Ao cortar a internet móvel, o usuário reduz esse chamado “sequestro de atenção”, permitindo que a mente trabalhe de forma mais focada e tranquila.

Redes sociais e comparação constante

Outro ponto destacado pelo estudo é o impacto das redes sociais na autoimagem e no equilíbrio emocional. O uso intenso dessas plataformas pode estar associado a sentimentos de ansiedade e depressão, especialmente quando há comparação com vidas aparentemente perfeitas exibidas nas telas.

Com menos tempo online, os participantes passaram a substituir parte do uso do celular por descanso real, convivência presencial e atividades fora do ambiente digital. Esses momentos são considerados fundamentais para o bem-estar psicológico.

A pesquisa indica que a felicidade pode aumentar quando as pessoas deixam de acompanhar constantemente a vida dos outros e passam a dedicar mais atenção à própria rotina.

Como reduzir os impactos no dia a dia

Embora nem todos consigam ficar duas semanas sem internet no celular, especialistas apontam que pequenas mudanças podem ajudar a reduzir os prejuízos do uso excessivo.

Uma das orientações é definir um propósito antes de pegar o aparelho. A psicóloga sugere que o usuário se pergunte por que está acessando o celular naquele momento, o que pode evitar o uso automático e sem necessidade.

Também é possível organizar a tela inicial, deixando visíveis apenas aplicativos úteis e escondendo redes sociais que estimulam o acesso impulsivo. Outra medida é ativar o modo “Não Perturbe” durante períodos de trabalho, estudo ou sono.

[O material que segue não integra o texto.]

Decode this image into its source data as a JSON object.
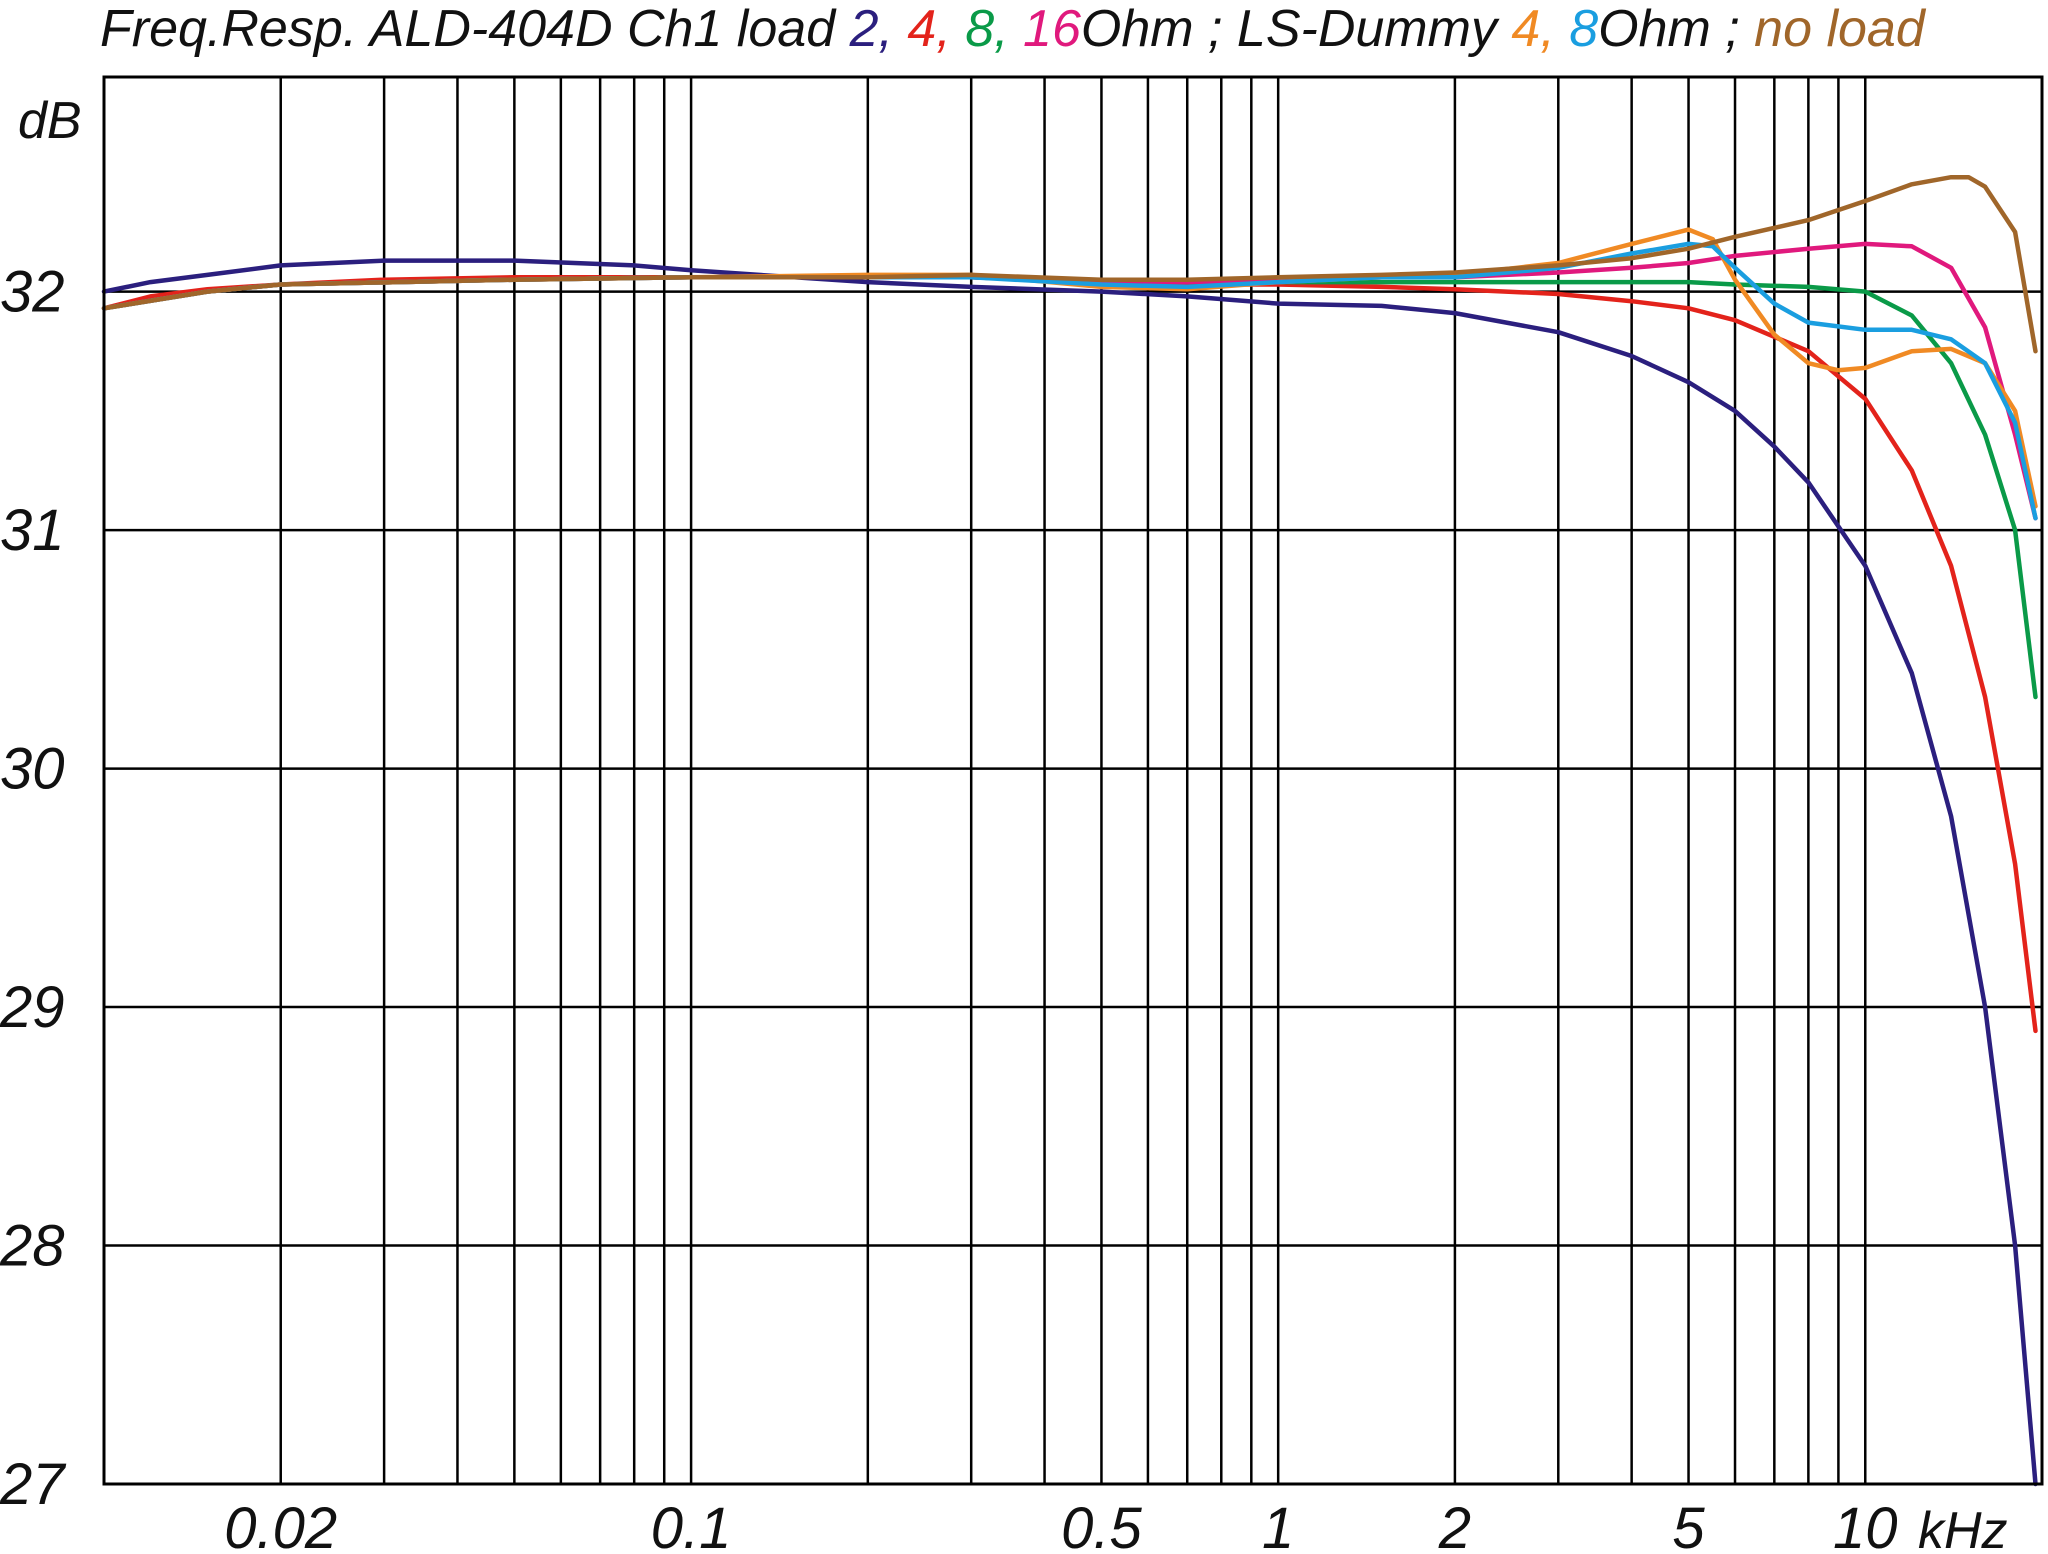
{
  "title": {
    "prefix": "Freq.Resp. ALD-404D Ch1 load ",
    "loads": [
      {
        "text": "2",
        "color": "#2b1f7e"
      },
      {
        "text": ", ",
        "color": "#2b1f7e"
      },
      {
        "text": "4",
        "color": "#e3231b"
      },
      {
        "text": ", ",
        "color": "#e3231b"
      },
      {
        "text": "8",
        "color": "#0a9a48"
      },
      {
        "text": ", ",
        "color": "#0a9a48"
      },
      {
        "text": "16",
        "color": "#e0197d"
      }
    ],
    "mid": "Ohm ; LS-Dummy ",
    "dummy": [
      {
        "text": "4",
        "color": "#f08a24"
      },
      {
        "text": ", ",
        "color": "#f08a24"
      },
      {
        "text": "8",
        "color": "#1a9ee0"
      }
    ],
    "tail": "Ohm ; ",
    "noload": {
      "text": "no load",
      "color": "#a0662a"
    }
  },
  "chart_data": {
    "type": "line",
    "title": "Freq.Resp. ALD-404D Ch1 load 2, 4, 8, 16 Ohm ; LS-Dummy 4, 8 Ohm ; no load",
    "xlabel": "kHz",
    "ylabel": "dB",
    "xscale": "log",
    "xlim": [
      0.01,
      20
    ],
    "ylim": [
      27,
      32.9
    ],
    "grid": true,
    "x_ticks": [
      {
        "value": 0.02,
        "label": "0.02"
      },
      {
        "value": 0.1,
        "label": "0.1"
      },
      {
        "value": 0.5,
        "label": "0.5"
      },
      {
        "value": 1,
        "label": "1"
      },
      {
        "value": 2,
        "label": "2"
      },
      {
        "value": 5,
        "label": "5"
      },
      {
        "value": 10,
        "label": "10"
      }
    ],
    "y_ticks": [
      27,
      28,
      29,
      30,
      31,
      32
    ],
    "series": [
      {
        "name": "2 Ohm",
        "color": "#2b1f7e",
        "x": [
          0.01,
          0.012,
          0.015,
          0.02,
          0.03,
          0.05,
          0.08,
          0.1,
          0.15,
          0.2,
          0.3,
          0.5,
          0.7,
          1,
          1.5,
          2,
          3,
          4,
          5,
          6,
          7,
          8,
          10,
          12,
          14,
          16,
          18,
          19.5
        ],
        "values": [
          32.0,
          32.04,
          32.07,
          32.11,
          32.13,
          32.13,
          32.11,
          32.09,
          32.06,
          32.04,
          32.02,
          32.0,
          31.98,
          31.95,
          31.94,
          31.91,
          31.83,
          31.73,
          31.62,
          31.5,
          31.35,
          31.2,
          30.85,
          30.4,
          29.8,
          29.0,
          28.0,
          27.0
        ]
      },
      {
        "name": "4 Ohm",
        "color": "#e3231b",
        "x": [
          0.01,
          0.012,
          0.015,
          0.02,
          0.03,
          0.05,
          0.1,
          0.2,
          0.3,
          0.5,
          0.7,
          1,
          1.5,
          2,
          3,
          4,
          5,
          6,
          8,
          10,
          12,
          14,
          16,
          18,
          19.5
        ],
        "values": [
          31.93,
          31.98,
          32.01,
          32.03,
          32.05,
          32.06,
          32.06,
          32.06,
          32.06,
          32.04,
          32.03,
          32.03,
          32.02,
          32.01,
          31.99,
          31.96,
          31.93,
          31.88,
          31.75,
          31.55,
          31.25,
          30.85,
          30.3,
          29.6,
          28.9
        ]
      },
      {
        "name": "8 Ohm",
        "color": "#0a9a48",
        "x": [
          0.01,
          0.015,
          0.02,
          0.05,
          0.1,
          0.2,
          0.3,
          0.5,
          0.7,
          1,
          1.5,
          2,
          3,
          4,
          5,
          6,
          8,
          10,
          12,
          14,
          16,
          18,
          19.5
        ],
        "values": [
          31.93,
          32.0,
          32.03,
          32.05,
          32.06,
          32.06,
          32.06,
          32.04,
          32.04,
          32.04,
          32.04,
          32.04,
          32.04,
          32.04,
          32.04,
          32.03,
          32.02,
          32.0,
          31.9,
          31.7,
          31.4,
          31.0,
          30.3
        ]
      },
      {
        "name": "16 Ohm",
        "color": "#e0197d",
        "x": [
          0.01,
          0.015,
          0.02,
          0.05,
          0.1,
          0.2,
          0.3,
          0.5,
          0.7,
          1,
          1.5,
          2,
          3,
          4,
          5,
          6,
          8,
          10,
          12,
          14,
          16,
          18,
          19.5
        ],
        "values": [
          31.93,
          32.0,
          32.03,
          32.05,
          32.06,
          32.06,
          32.06,
          32.04,
          32.04,
          32.05,
          32.06,
          32.06,
          32.08,
          32.1,
          32.12,
          32.15,
          32.18,
          32.2,
          32.19,
          32.1,
          31.85,
          31.4,
          31.05
        ]
      },
      {
        "name": "LS-Dummy 4 Ohm",
        "color": "#f08a24",
        "x": [
          0.01,
          0.015,
          0.02,
          0.05,
          0.1,
          0.2,
          0.3,
          0.5,
          0.7,
          1,
          1.5,
          2,
          3,
          4,
          5,
          5.5,
          6,
          7,
          8,
          9,
          10,
          12,
          14,
          16,
          18,
          19.5
        ],
        "values": [
          31.93,
          32.0,
          32.03,
          32.05,
          32.06,
          32.07,
          32.07,
          32.02,
          32.01,
          32.04,
          32.06,
          32.07,
          32.12,
          32.2,
          32.26,
          32.22,
          32.05,
          31.82,
          31.7,
          31.67,
          31.68,
          31.75,
          31.76,
          31.7,
          31.5,
          31.1
        ]
      },
      {
        "name": "LS-Dummy 8 Ohm",
        "color": "#1a9ee0",
        "x": [
          0.01,
          0.015,
          0.02,
          0.05,
          0.1,
          0.2,
          0.3,
          0.5,
          0.7,
          1,
          1.5,
          2,
          3,
          4,
          5,
          5.5,
          6,
          7,
          8,
          10,
          12,
          14,
          16,
          18,
          19.5
        ],
        "values": [
          31.93,
          32.0,
          32.03,
          32.05,
          32.06,
          32.06,
          32.06,
          32.03,
          32.02,
          32.04,
          32.06,
          32.06,
          32.1,
          32.16,
          32.2,
          32.19,
          32.1,
          31.95,
          31.87,
          31.84,
          31.84,
          31.8,
          31.7,
          31.45,
          31.05
        ]
      },
      {
        "name": "no load",
        "color": "#a0662a",
        "x": [
          0.01,
          0.015,
          0.02,
          0.05,
          0.1,
          0.2,
          0.3,
          0.5,
          0.7,
          1,
          1.5,
          2,
          3,
          4,
          5,
          6,
          8,
          10,
          12,
          14,
          15,
          16,
          18,
          19.5
        ],
        "values": [
          31.93,
          32.0,
          32.03,
          32.05,
          32.06,
          32.06,
          32.07,
          32.05,
          32.05,
          32.06,
          32.07,
          32.08,
          32.11,
          32.14,
          32.18,
          32.23,
          32.3,
          32.38,
          32.45,
          32.48,
          32.48,
          32.44,
          32.25,
          31.75
        ]
      }
    ]
  }
}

Criar zonas livres de celular também pode ajudar. A recomendação é evitar o aparelho durante refeições, encontros com amigos e momentos em família. Outra alternativa é adotar pequenos períodos de “jejum digital”, reservando algumas horas ou um dia da semana para ficar sem internet no celular.

O estudo mostra que a desconexão, mesmo temporária, pode funcionar como uma forma de recuperar foco, bem-estar e presença na rotina. Em um mundo em que o celular está sempre à mão, desligar a internet pode ser um passo simples para cuidar melhor da mente.

Com informações da Agência Einstein.